A fund house has a lot of expenses towards managing the fund. For instance, the management team tracks the performance of the underlying assets of the portfolio. The fund manager chalks out the strategy for investment.
The total cost incurred towards such expenses is called the expense ratio and it is expressed as an annual percentage of the AUM of the fund. For example, if the AUM of a fund house is INR 2000 crores and the expense ratio is 1.5%, the total expenses incurred by the fund is INR 30 crores and the fund will charge you 1.5% of the investment value for managing your money.
When it comes to investing in a mutual fund, the expense ratio plays a critical role. Here’s what you need to know about expense ratio while deciding on an investment.
How Does Expense Ratio Impact You?
The expense ratio impacts you in several ways.
A higher expense ratio will ultimately reduce your long-term returns. If you are keen on maximizing your returns, make sure to pick a fund with a lower expense ratio. There’s also a popular myth that a higher expense ratio is an indicator of a better-managed fund. However, the quantum of the expense ratio has no bearing on its performance as a fund with a lower expense ratio can give you better returns than a fund with a higher expense ratio.
You can also use the expense ratio to compare mutual funds before you decide to invest. For example, the expense ratio of a direct plan is less than a regular plan. In the case of regular plans, commissions to the tune of 0.5% to 1.5% for agents are borne by the investor. But unlike regular plans, there are no agents or intermediaries involved in direct plans. The investor can directly invest in a mutual fund. As a result, the fund house doesn’t need to pay any commissions to the distributors for selling direct plans. This reduces the operating expenses of a direct plan significantly, leading to a lower expense ratio and higher returns.
What are the various charges included in expense ratio?
The following expenses form part of the expense ratio:
- Management Fees:
Mutual fund managers are highly skilled professionals who utilize their business acumen to chalk out the appropriate investment strategies. These strategies are geared towards providing high returns to the investors. As a result, management fees paid to such managers are part of the expense ratio. Typically, the management fees account for 0.50% to 1% of the fund’s total assets.
- Distribution Fees:
Certain mutual funds also charge distribution fees. This is used towards the annual marketing and distribution of a particular fund. It is also referred to as the 12b-1 fee. The purpose of this fee is to pay commission to the intermediaries who help in selling the units of a mutual fund.
- Administrative Costs:
Looking after the administration of a mutual fund is no child’s play. There’s a significant amount of effort required for maintaining appropriate records, emails, and other documentation. Expenses towards such activities are the administrative costs and form part of the expense ratio.
- Exit load:
Certain funds also include the exist-load as part of the expense ratio. Exit load is the amount that an investor needs to pay in case of a premature exit from the fund. It is payable on the total investment of an individual and is usually between 2 to 3%.

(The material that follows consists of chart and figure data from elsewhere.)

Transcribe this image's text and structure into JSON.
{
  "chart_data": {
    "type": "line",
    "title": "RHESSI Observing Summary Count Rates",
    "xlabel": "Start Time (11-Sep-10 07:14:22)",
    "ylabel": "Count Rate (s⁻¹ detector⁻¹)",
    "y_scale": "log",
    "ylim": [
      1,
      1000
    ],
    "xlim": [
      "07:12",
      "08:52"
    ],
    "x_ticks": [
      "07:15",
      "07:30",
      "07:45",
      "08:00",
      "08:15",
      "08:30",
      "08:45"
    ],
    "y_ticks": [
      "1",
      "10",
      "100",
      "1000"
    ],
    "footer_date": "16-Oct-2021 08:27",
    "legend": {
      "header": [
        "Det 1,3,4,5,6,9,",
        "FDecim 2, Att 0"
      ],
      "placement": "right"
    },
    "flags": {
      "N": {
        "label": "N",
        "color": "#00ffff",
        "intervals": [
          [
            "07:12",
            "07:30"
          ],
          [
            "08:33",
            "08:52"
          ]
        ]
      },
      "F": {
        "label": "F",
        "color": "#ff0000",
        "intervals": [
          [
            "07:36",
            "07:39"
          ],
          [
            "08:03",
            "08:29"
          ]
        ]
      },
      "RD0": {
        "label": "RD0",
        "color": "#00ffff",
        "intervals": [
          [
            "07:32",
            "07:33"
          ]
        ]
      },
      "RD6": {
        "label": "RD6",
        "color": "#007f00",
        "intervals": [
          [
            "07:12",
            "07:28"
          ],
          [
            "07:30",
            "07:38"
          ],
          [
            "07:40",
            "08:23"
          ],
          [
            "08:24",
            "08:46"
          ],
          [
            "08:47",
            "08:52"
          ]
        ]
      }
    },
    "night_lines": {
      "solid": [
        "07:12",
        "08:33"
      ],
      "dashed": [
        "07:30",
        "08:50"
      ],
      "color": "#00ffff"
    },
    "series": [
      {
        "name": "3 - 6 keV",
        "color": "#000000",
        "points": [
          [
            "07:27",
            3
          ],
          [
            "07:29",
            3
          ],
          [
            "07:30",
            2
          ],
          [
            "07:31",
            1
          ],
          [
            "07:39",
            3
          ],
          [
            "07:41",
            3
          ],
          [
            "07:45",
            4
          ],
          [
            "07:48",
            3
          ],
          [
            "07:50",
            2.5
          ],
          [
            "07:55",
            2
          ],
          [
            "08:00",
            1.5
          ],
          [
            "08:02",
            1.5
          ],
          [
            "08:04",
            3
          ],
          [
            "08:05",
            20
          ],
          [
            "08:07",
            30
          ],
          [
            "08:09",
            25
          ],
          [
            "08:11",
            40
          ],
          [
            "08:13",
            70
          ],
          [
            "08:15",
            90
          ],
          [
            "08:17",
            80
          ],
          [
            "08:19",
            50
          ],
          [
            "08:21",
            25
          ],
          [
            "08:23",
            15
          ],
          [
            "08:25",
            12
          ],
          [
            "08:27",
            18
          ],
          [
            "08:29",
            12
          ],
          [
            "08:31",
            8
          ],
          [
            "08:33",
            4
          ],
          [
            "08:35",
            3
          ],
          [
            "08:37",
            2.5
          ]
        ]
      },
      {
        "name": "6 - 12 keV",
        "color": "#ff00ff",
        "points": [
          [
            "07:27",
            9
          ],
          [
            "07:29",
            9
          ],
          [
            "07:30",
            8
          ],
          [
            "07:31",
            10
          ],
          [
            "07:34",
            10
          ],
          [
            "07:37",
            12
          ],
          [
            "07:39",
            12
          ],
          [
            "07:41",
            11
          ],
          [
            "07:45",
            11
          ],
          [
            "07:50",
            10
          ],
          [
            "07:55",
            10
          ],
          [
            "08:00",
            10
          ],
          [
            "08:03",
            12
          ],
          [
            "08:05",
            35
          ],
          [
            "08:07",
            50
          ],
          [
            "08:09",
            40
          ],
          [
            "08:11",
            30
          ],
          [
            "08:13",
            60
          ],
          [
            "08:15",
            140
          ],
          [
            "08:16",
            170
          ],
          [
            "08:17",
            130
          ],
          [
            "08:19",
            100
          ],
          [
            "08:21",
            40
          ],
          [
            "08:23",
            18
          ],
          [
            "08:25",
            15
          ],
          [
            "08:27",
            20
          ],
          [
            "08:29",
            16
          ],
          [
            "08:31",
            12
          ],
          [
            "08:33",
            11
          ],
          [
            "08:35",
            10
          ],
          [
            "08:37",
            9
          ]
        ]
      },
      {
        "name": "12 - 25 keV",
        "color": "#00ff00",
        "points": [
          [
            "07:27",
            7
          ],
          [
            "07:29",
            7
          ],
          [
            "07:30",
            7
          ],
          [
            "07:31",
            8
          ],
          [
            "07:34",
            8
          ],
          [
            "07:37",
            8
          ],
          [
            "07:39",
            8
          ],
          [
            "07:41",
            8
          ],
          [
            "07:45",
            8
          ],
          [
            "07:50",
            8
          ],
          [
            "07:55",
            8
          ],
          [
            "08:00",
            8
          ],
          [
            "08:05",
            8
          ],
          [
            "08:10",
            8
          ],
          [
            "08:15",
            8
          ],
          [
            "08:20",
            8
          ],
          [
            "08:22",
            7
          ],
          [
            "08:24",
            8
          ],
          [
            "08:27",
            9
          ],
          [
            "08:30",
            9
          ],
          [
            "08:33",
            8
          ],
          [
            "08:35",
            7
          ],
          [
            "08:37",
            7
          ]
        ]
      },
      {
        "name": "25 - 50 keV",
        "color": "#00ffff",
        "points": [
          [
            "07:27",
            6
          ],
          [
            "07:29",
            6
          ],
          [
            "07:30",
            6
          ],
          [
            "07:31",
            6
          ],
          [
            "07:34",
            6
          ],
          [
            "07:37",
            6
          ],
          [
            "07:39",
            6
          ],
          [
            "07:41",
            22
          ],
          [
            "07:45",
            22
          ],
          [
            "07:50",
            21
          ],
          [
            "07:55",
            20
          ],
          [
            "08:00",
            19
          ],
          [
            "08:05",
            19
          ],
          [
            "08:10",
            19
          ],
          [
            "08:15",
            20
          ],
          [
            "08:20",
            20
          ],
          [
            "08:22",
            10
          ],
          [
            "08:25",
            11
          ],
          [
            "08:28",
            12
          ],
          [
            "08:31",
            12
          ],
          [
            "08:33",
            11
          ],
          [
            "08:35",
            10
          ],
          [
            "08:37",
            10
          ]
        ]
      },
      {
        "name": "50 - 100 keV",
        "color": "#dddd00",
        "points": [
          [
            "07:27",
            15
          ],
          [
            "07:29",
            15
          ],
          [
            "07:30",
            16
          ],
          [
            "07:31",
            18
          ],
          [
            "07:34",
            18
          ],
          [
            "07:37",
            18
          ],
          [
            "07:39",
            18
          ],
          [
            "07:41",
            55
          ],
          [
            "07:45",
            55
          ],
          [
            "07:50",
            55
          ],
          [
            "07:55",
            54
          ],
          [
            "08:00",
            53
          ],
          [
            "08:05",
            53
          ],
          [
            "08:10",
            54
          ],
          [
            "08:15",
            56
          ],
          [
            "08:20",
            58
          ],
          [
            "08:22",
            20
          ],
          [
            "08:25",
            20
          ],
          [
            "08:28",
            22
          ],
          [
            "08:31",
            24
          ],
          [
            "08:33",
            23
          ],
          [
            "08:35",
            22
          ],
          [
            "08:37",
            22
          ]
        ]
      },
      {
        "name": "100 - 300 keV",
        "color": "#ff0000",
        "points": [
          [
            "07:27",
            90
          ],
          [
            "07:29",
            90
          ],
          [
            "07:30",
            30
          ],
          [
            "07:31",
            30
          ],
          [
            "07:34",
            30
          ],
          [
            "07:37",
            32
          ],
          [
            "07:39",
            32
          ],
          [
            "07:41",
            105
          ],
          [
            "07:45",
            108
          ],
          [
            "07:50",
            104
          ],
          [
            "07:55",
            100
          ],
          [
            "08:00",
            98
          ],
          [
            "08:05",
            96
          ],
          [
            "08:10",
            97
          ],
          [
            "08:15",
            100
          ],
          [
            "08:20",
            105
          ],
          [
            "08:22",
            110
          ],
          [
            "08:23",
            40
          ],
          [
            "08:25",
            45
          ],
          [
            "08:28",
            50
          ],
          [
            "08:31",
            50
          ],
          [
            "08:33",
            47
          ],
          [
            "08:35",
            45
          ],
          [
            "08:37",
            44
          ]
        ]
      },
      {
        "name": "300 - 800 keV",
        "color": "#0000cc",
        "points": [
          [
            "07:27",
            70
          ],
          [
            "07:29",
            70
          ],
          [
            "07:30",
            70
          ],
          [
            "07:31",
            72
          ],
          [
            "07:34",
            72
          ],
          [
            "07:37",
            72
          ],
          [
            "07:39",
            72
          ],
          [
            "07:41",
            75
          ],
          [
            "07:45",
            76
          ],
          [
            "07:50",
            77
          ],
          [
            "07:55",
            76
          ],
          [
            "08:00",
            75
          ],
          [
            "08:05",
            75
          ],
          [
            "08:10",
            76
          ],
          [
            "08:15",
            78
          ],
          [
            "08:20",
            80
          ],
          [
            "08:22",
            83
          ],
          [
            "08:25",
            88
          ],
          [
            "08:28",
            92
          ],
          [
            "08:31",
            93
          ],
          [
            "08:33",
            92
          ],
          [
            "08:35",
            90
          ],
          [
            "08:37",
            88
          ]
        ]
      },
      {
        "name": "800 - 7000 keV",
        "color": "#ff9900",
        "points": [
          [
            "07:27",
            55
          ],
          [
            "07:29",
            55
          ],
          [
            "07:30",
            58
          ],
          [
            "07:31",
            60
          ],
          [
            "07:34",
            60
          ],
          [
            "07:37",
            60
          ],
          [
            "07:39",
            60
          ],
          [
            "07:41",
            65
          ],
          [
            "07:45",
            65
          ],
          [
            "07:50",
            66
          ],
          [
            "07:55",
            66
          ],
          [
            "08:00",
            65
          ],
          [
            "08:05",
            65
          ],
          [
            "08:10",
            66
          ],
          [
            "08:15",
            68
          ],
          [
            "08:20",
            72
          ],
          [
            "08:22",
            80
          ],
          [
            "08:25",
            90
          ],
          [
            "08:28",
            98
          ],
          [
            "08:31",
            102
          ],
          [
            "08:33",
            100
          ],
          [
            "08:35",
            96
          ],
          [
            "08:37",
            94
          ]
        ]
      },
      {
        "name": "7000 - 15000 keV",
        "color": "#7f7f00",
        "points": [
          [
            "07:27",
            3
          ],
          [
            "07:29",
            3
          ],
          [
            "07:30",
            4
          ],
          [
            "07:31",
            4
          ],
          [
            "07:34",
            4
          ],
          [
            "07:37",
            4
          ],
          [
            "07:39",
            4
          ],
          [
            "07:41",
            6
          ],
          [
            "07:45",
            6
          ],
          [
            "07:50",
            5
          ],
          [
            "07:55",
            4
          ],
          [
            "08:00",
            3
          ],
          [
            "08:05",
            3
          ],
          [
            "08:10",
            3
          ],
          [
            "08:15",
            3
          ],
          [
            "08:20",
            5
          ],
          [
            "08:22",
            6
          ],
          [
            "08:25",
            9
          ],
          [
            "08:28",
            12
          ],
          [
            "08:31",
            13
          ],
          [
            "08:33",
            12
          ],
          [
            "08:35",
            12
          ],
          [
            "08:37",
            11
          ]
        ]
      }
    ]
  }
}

How is expense ratio calculated and deducted?
For most funds, the expense ratio is deducted from the total revenue of the fund, prior to distributing the returns to the investors. A common misconception is that the expense ratio is deducted right at the time of purchasing the units of a mutual fund. In practice, the deduction on a daily basis after taking into account the expenditures per day.
The annual expenses ratio specified by the fund is divided by the total number of trading days in a year. The resulting number is applied to the closing gross NAV. For example, if there are 252 trading days in a particular year and the expense ratio is 1%, the daily expense is calculated by dividing the trading days by the expense ratio which is 0.0039%. This percentage is charged on the closing gross NAV of a mutual fund.
If your investment amount in a fund is INR 20,000 with a 5% return and an expense ratio of 1%, you need to pay INR 200 towards the management of the fund. The total returns that you will receive will be:
( INR 20,000 + 5% of INR 20,000 ) – 1% of INR 20,000 = INR 19,1900
Are there any limits to the expense ratio?
SEBI, the mutual fund regulator, has prescribed the limits of expense ratio under the SEBI Mutual Fund Regulations. According to these regulations, the expense ratio of open-ended equity-oriented and open-ended non-equity-oriented schemes is as follows:
- For the first INR 100 crore of the average weekly total net assets — 2.5%,
- For the next Rs.300 crore of the average weekly total net assets — 2.25%
- For the next INR 300 crore of the average weekly total net assets — 2%
- Remaining Assets Under Management — 1.75%
In the case of debt funds, the total expense ratio is capped at 2.25%. For equity-oriented close-ended or interval schemes, the total expense ratio is capped at 1.25%. Exchange-Traded Funds and Funds of Funds enjoy the lowest expense ratio of 1%.
The expense ratio can be a handy tool to determine which mutual fund is a better investment option. Having said that, it is equally important to understand your investment goals and risk appetite before you part with your hard-earned capital.